Marco Buzzi, afastado do STJ por acusações de assédio sexual, continua recebendo um salário superior a R$ 100 mil, apesar de não ter direito a penduricalhos neste mês.
Foto: Notícias ao Minuto Brasil

Marco Buzzi, que está afastado do cargo de ministro do Superior Tribunal de Justiça (STJ) há mais de dois meses devido a acusações de assédio e importunação sexual, mantém um salário que ultrapassa os R$ 100 mil líquidos mensais, mesmo sem receber os penduricalhos neste mês.

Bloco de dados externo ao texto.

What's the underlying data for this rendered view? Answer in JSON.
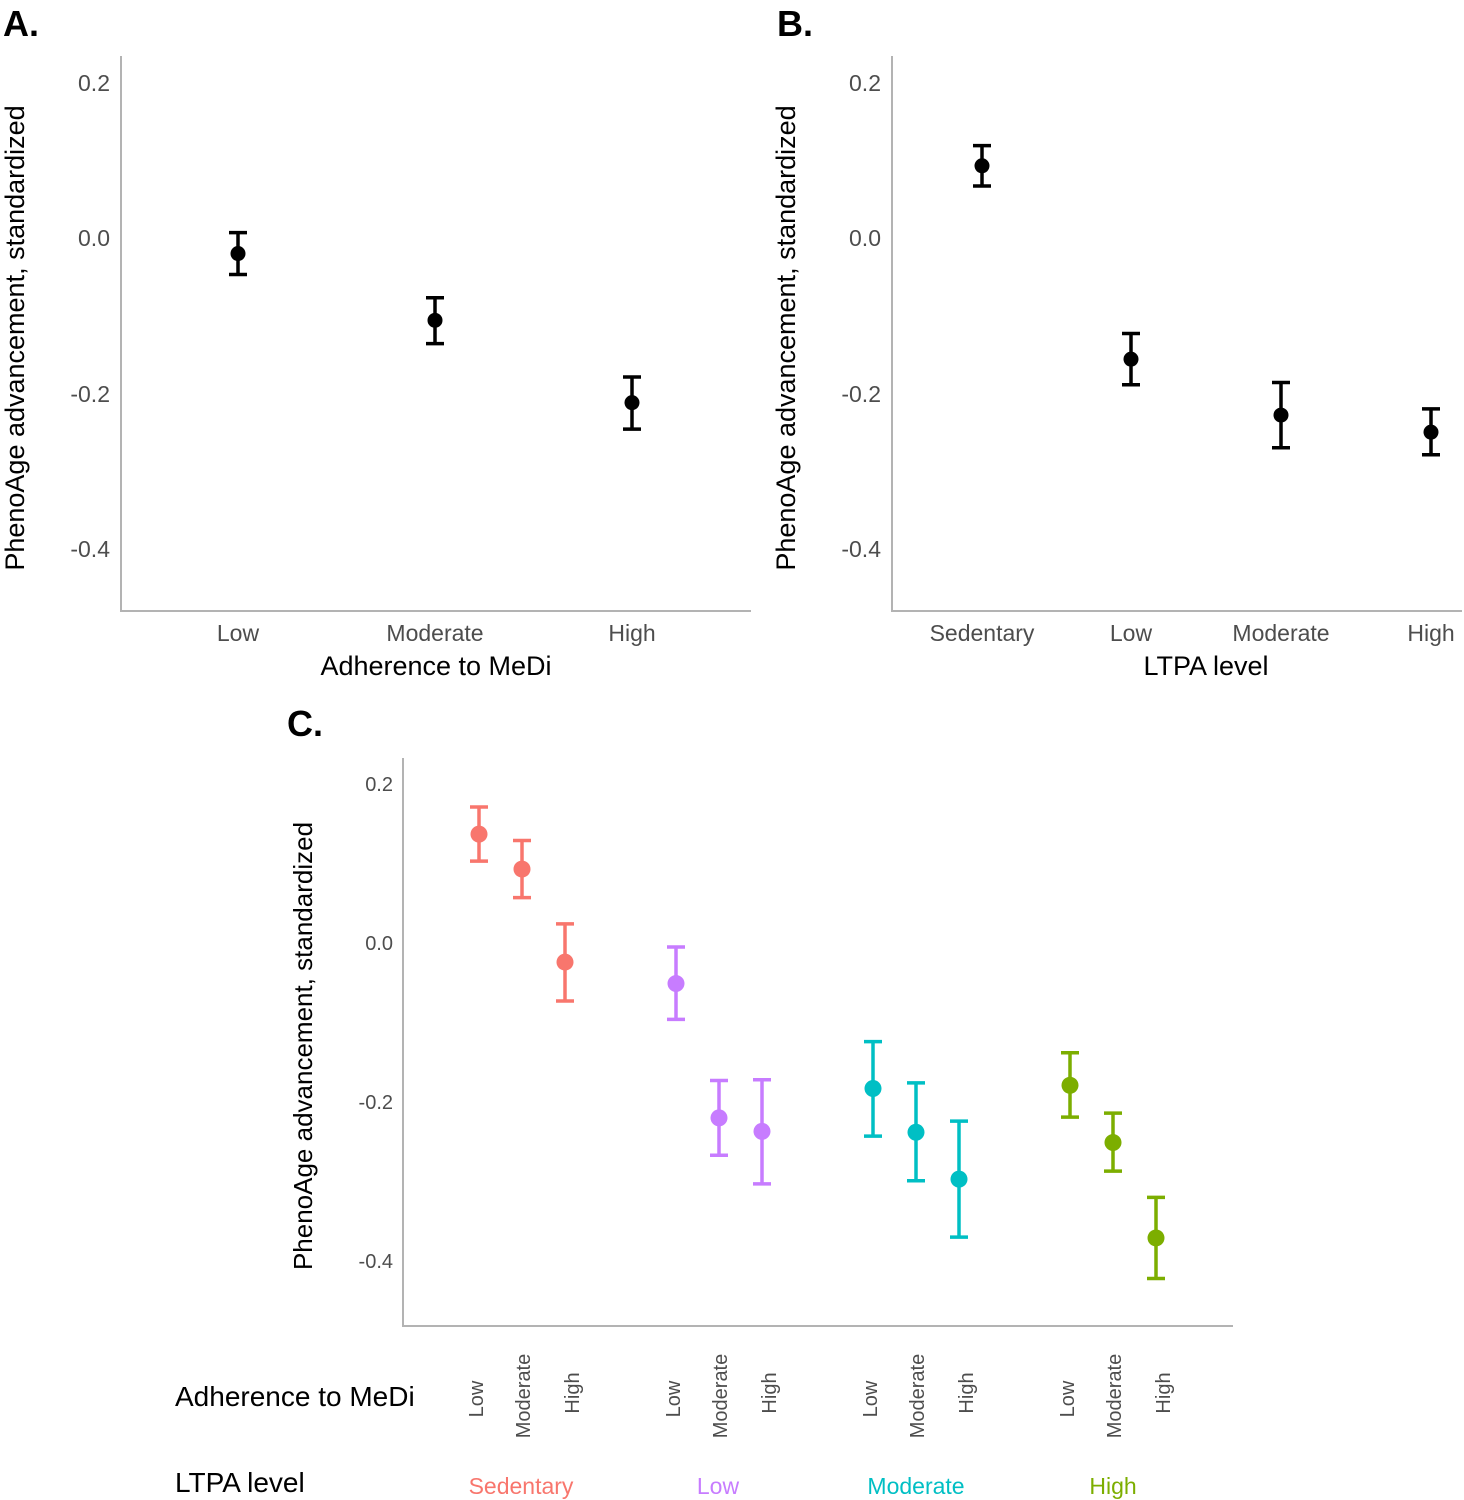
{
  "colors": {
    "Sedentary": "#F8766D",
    "Low": "#C77CFF",
    "Moderate": "#00BFC4",
    "High": "#7CAE00",
    "point_default": "#000000"
  },
  "chart_data": [
    {
      "panel": "A.",
      "type": "scatter",
      "xlabel": "Adherence to MeDi",
      "ylabel": "PhenoAge advancement, standardized",
      "categories": [
        "Low",
        "Moderate",
        "High"
      ],
      "yticks": [
        "0.2",
        "0.0",
        "-0.2",
        "-0.4"
      ],
      "ytick_values": [
        0.2,
        0.0,
        -0.2,
        -0.4
      ],
      "ylim": [
        -0.47,
        0.235
      ],
      "points": [
        {
          "x": "Low",
          "y": -0.02,
          "lo": -0.047,
          "hi": 0.007
        },
        {
          "x": "Moderate",
          "y": -0.106,
          "lo": -0.136,
          "hi": -0.077
        },
        {
          "x": "High",
          "y": -0.212,
          "lo": -0.246,
          "hi": -0.179
        }
      ]
    },
    {
      "panel": "B.",
      "type": "scatter",
      "xlabel": "LTPA level",
      "ylabel": "PhenoAge advancement, standardized",
      "categories": [
        "Sedentary",
        "Low",
        "Moderate",
        "High"
      ],
      "yticks": [
        "0.2",
        "0.0",
        "-0.2",
        "-0.4"
      ],
      "ytick_values": [
        0.2,
        0.0,
        -0.2,
        -0.4
      ],
      "ylim": [
        -0.47,
        0.235
      ],
      "points": [
        {
          "x": "Sedentary",
          "y": 0.093,
          "lo": 0.067,
          "hi": 0.119
        },
        {
          "x": "Low",
          "y": -0.156,
          "lo": -0.189,
          "hi": -0.123
        },
        {
          "x": "Moderate",
          "y": -0.228,
          "lo": -0.27,
          "hi": -0.186
        },
        {
          "x": "High",
          "y": -0.25,
          "lo": -0.279,
          "hi": -0.22
        }
      ]
    },
    {
      "panel": "C.",
      "type": "scatter",
      "ylabel": "PhenoAge advancement, standardized",
      "row_label_medi": "Adherence to MeDi",
      "row_label_ltpa": "LTPA level",
      "yticks": [
        "0.2",
        "0.0",
        "-0.2",
        "-0.4"
      ],
      "ytick_values": [
        0.2,
        0.0,
        -0.2,
        -0.4
      ],
      "ylim": [
        -0.48,
        0.235
      ],
      "groups": [
        {
          "ltpa": "Sedentary",
          "points": [
            {
              "medi": "Low",
              "y": 0.137,
              "lo": 0.103,
              "hi": 0.171
            },
            {
              "medi": "Moderate",
              "y": 0.093,
              "lo": 0.057,
              "hi": 0.129
            },
            {
              "medi": "High",
              "y": -0.024,
              "lo": -0.073,
              "hi": 0.024
            }
          ]
        },
        {
          "ltpa": "Low",
          "points": [
            {
              "medi": "Low",
              "y": -0.051,
              "lo": -0.096,
              "hi": -0.005
            },
            {
              "medi": "Moderate",
              "y": -0.22,
              "lo": -0.267,
              "hi": -0.173
            },
            {
              "medi": "High",
              "y": -0.237,
              "lo": -0.303,
              "hi": -0.172
            }
          ]
        },
        {
          "ltpa": "Moderate",
          "points": [
            {
              "medi": "Low",
              "y": -0.183,
              "lo": -0.243,
              "hi": -0.124
            },
            {
              "medi": "Moderate",
              "y": -0.238,
              "lo": -0.299,
              "hi": -0.176
            },
            {
              "medi": "High",
              "y": -0.297,
              "lo": -0.37,
              "hi": -0.224
            }
          ]
        },
        {
          "ltpa": "High",
          "points": [
            {
              "medi": "Low",
              "y": -0.179,
              "lo": -0.219,
              "hi": -0.138
            },
            {
              "medi": "Moderate",
              "y": -0.251,
              "lo": -0.287,
              "hi": -0.214
            },
            {
              "medi": "High",
              "y": -0.371,
              "lo": -0.422,
              "hi": -0.32
            }
          ]
        }
      ]
    }
  ]
}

O STJ informou que o Processo Administrativo Disciplinar (PAD) ao qual Buzzi responde foi levado ao plenário em 14 de abril, e que neste mês ele receberá apenas a parcela remuneratória de seus vencimentos. Isso implica que não serão pagos os adicionais aos quais ele poderia ter direito.

A defesa de Buzzi não se manifestou sobre os pagamentos, mas em declarações anteriores afirmou que ele não cometeu atos impróprios e que a tentativa de julgar o magistrado antes do início da investigação é um retrocesso civilizacional.

O afastamento ocorreu em 10 de fevereiro, quando o STJ instaurou o PAD para investigar as denúncias. Em fevereiro, Buzzi recebeu R$ 132 mil brutos, resultando em R$ 106 mil líquidos. Em março, o valor líquido foi de R$ 101 mil. O salário base de um ministro do STJ é de R$ 44 mil, mas com penduricalhos, esse valor pode ser mais que duplicado.

Embora o STJ não especifique quais penduricalhos Buzzi recebeu, menciona que as indenizações podem incluir auxílio-alimentação, auxílio-transporte, entre outros. As vantagens pessoais, que podem incluir adicionais por tempo de serviço, também contribuem para o salário elevado.

Durante o afastamento, Buzzi manteve uma média salarial semelhante à do ano anterior, quando seus rendimentos superaram R$ 93 mil. Em um mês do ano passado, ele chegou a receber R$ 260 mil, totalizando mais de R$ 1,1 milhão em 2025.

O afastamento impede Buzzi de comparecer ao STJ e exercer suas funções, mas, como não houve sanção formal, ele continua a receber seu salário integralmente. Além do PAD no STJ, ele também enfrenta um inquérito criminal no Supremo Tribunal Federal (STF), que está sob sigilo.

O STJ destacou que o PAD foi aberto pelo Pleno em 14 de abril e que, conforme a Resolução 135 do CNJ, o magistrado está impedido de utilizar seu local de trabalho e outros benefícios relacionados ao cargo.